Most children with CF live a normal life and reach their developmental milestones, but, like many other chronic conditions, having CF means more challenges, more routines and more effort to stay healthy.
As your child grows, having CF shouldn’t define who your child is or what they can achieve; CF is part of their life, and yours, but not all of it.
Children learn how to accept and deal with the challenges they face through watching you – if you accept CF and find ways to incorporate the extra demands into your life, chances are your child will develop a positive outlook about CF.
Parenting is a tough job, and all parents benefit from lots of support and advice. SKIP is a nationwide network of individuals, community groups, government agencies, workplaces and national non-government organisations, whose aim is for all children in New Zealand to be raised in a positive way, and parents and caregivers who feel confident about managing children’s behaviours as part of a loving, nurturing relationship.
Its website provides valuable resources for parenting children under age 5, including tips on topics such as not listening, throwing tantrums, being fussy about food and whining.

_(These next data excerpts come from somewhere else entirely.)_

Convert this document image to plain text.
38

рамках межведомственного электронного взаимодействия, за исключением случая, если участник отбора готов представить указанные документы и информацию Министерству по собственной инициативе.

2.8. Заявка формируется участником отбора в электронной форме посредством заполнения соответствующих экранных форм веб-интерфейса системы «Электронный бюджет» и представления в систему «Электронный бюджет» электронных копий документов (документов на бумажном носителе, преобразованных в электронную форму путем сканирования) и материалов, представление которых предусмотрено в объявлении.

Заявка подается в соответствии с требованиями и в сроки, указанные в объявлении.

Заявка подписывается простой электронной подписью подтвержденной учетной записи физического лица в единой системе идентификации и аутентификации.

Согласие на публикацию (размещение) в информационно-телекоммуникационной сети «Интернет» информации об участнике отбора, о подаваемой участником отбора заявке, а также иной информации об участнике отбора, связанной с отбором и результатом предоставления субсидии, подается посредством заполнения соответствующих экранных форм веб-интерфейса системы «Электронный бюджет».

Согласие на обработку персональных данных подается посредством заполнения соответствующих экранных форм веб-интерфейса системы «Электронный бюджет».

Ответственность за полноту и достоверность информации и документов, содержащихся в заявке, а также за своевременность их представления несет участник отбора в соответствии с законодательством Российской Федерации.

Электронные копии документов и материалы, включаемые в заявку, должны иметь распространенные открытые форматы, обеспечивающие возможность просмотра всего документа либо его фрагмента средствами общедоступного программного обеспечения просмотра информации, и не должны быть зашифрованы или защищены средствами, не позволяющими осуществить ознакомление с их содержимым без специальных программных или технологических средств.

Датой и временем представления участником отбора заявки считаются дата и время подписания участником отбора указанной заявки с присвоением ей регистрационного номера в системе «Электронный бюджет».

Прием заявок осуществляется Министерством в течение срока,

Many of the issues parents face when raising a child with CF are normal, everyday challenges all parents face. We encourage you to visit the SKIP website or download the SKIP Tips app for advice on behaviours most parents find stressful.
Being a parent of a child with CF means you have extra parenting responsibilities – giving pancreatic enzymes, monitoring their diet closely, avoiding possible infection control risks, daily physio…the list goes on.
Many parents of children with CF deal with similar issues, such as fussy eaters, refusing treatments and finding time to fit in treatments with family daily activities, and have found the following advice helpful:
“If you’ve got a partner or spouse, try and share the responsibility of care – divide and conquer the treatments!”
“Treat your child the same as any other siblings – have the same behavioural expectations, punishments, rewards and rules. Treat them like a normal child, because fundamentally they are.”
Don’t forget that we are always here for you. We formed in 1968 as a parent support group and over 50 years later parent support still remains one of our fundamental services.
We have 12 regional branches across the country run by CF families for CF families. They can provide invaluable friendship, support and encouragement.
Our CF field workers are also here to support you and advise you on your journey.